Batch Efficiency (how full are your batches?):

histogram_quantile(0.95, batch_size_histogram) / max_batch_size

If this is < 0.5, you’re rarely filling batches. Consider reducing max_batch_size or increasing max_delay.


16.1.9 Advanced: Speculative Batching

For models with highly variable input sizes (e.g., NLP with sequences from 10 to 512 tokens), static batching is inefficient.

The Padding Problem

With max_length=512 and batch size 32:

  • 31 requests have length ~20 tokens.
  • 1 request has length 500 tokens.

You pad all 31 short sequences to 512, wasting 31 × 492 = 15,252 tokens of computation.

Solution: Bucketing

Separate queues by input length:

short_queue = []   # length ≤ 64
medium_queue = []  # 64 < length ≤ 256
long_queue = []    # 256 < length

def on_request(request):
    length = len(request.tokens)
    if length <= 64:
        short_queue.append(request)
    elif length <= 256:
        medium_queue.append(request)
    else:
        long_queue.append(request)

Process each queue with different batching parameters:

  • Short: batch=64, delay=50ms
  • Medium: batch=32, delay=100ms
  • Long: batch=8, delay=200ms

Result: Minimize padding waste while maintaining high GPU utilization.

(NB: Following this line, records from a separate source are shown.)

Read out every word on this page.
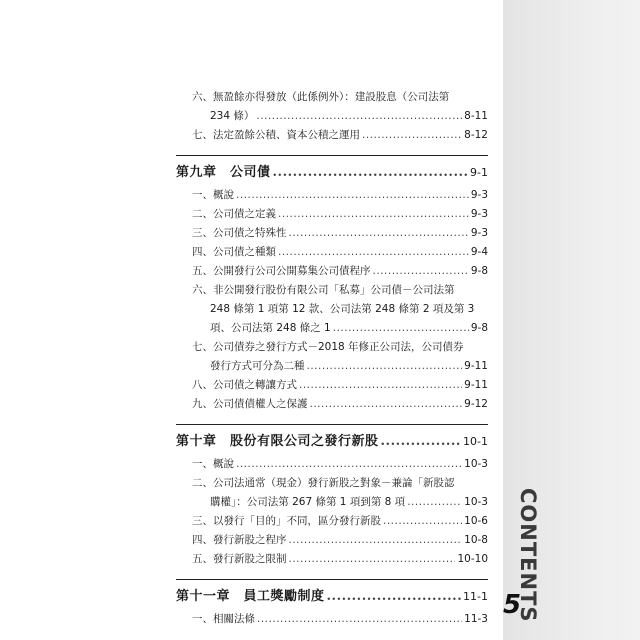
CONTENTS
5
六、無盈餘亦得發放（此係例外）：建設股息（公司法第
234 條） .....	8-11
七、法定盈餘公積、資本公積之運用 .....	8-12
第九章　公司債 .....	9-1
一、概說 .....	9-3
二、公司債之定義 .....	9-3
三、公司債之特殊性 .....	9-3
四、公司債之種類 .....	9-4
五、公開發行公司公開募集公司債程序 .....	9-8
六、非公開發行股份有限公司「私募」公司債－公司法第
248 條第 1 項第 12 款、公司法第 248 條第 2 項及第 3
項、公司法第 248 條之 1 .....	9-8
七、公司債券之發行方式－2018 年修正公司法，公司債券
發行方式可分為二種 .....	9-11
八、公司債之轉讓方式 .....	9-11
九、公司債債權人之保護 .....	9-12
第十章　股份有限公司之發行新股 .....	10-1
一、概說 .....	10-3
二、公司法通常（現金）發行新股之對象－兼論「新股認
購權」：公司法第 267 條第 1 項到第 8 項 .....	10-3
三、以發行「目的」不同，區分發行新股 .....	10-6
四、發行新股之程序 .....	10-8
五、發行新股之限制 .....	10-10
第十一章　員工獎勵制度 .....	11-1
一、相關法條 .....	11-3
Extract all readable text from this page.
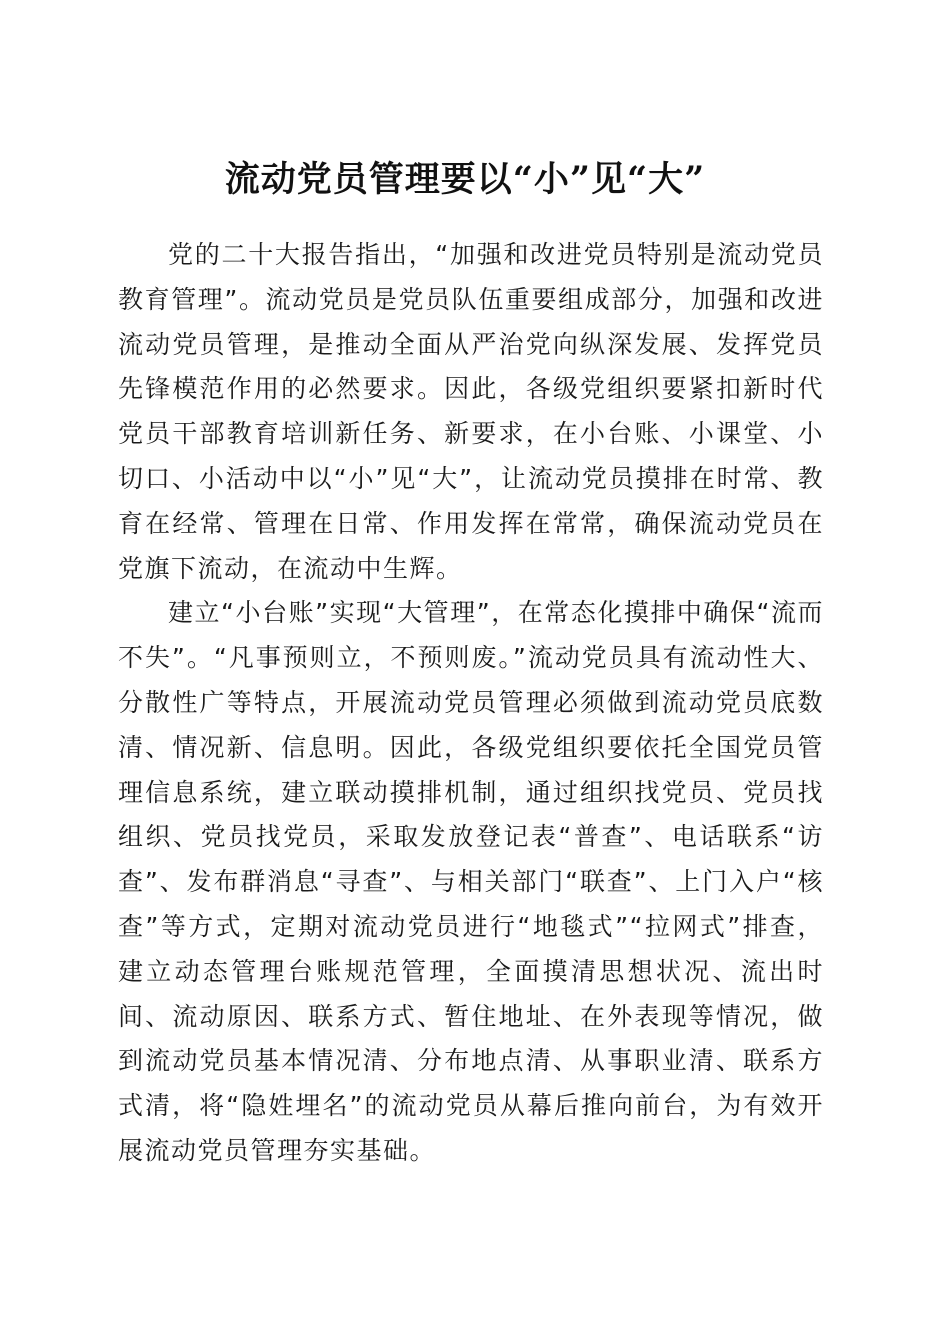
流动党员管理要以“小”见“大”

党的二十大报告指出，“加强和改进党员特别是流动党员教育管理”。流动党员是党员队伍重要组成部分，加强和改进流动党员管理，是推动全面从严治党向纵深发展、发挥党员先锋模范作用的必然要求。因此，各级党组织要紧扣新时代党员干部教育培训新任务、新要求，在小台账、小课堂、小切口、小活动中以“小”见“大”，让流动党员摸排在时常、教育在经常、管理在日常、作用发挥在常常，确保流动党员在党旗下流动，在流动中生辉。

建立“小台账”实现“大管理”，在常态化摸排中确保“流而不失”。“凡事预则立，不预则废。”流动党员具有流动性大、分散性广等特点，开展流动党员管理必须做到流动党员底数清、情况新、信息明。因此，各级党组织要依托全国党员管理信息系统，建立联动摸排机制，通过组织找党员、党员找组织、党员找党员，采取发放登记表“普查”、电话联系“访查”、发布群消息“寻查”、与相关部门“联查”、上门入户“核查”等方式，定期对流动党员进行“地毯式”“拉网式”排查，建立动态管理台账规范管理，全面摸清思想状况、流出时间、流动原因、联系方式、暂住地址、在外表现等情况，做到流动党员基本情况清、分布地点清、从事职业清、联系方式清，将“隐姓埋名”的流动党员从幕后推向前台，为有效开展流动党员管理夯实基础。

16.1.10 Case Study: Uber’s Michelangelo

Uber’s ML platform serves 10,000+ models. They implemented adaptive batching with the following insights:

  1. Model-Specific Tuning: Each model has custom batch_size and timeout based on historical traffic patterns.

  2. Multi-Tier Batching:

    • Tier 1 (Critical): batch=4, delay=5ms (fraud detection)
    • Tier 2 (Standard): batch=32, delay=50ms (ETA prediction)
    • Tier 3 (Batch): batch=128, delay=500ms (analytics)
  3. Dynamic Adjustment: During low-traffic hours (2-6 AM), timeout is reduced to avoid holding requests unnecessarily.

Outcome:

  • 40x throughput improvement over no batching.
  • P99 latency increased by only 20ms on average.
  • Total GPU fleet size reduced by 60%.

16.1.11 Conclusion

Request batching is the golden hammer of inference optimization. However, it requires discipline:

  1. Write Batch-Aware Code: Always handle lists of inputs.
  2. Tune Empirically: Load test with realistic traffic.
  3. Monitor Continuously: Batch size distribution, queue time, GPU utilization.
  4. Avoid Client-Side Batching: Push batching to the server.
  5. For LLMs: Use continuous batching (vLLM, TGI).

The returns are extraordinary: 10-50x throughput gains for a manageable latency cost. Master this pattern, and you’ll build the fastest, most cost-effective inference systems in the industry.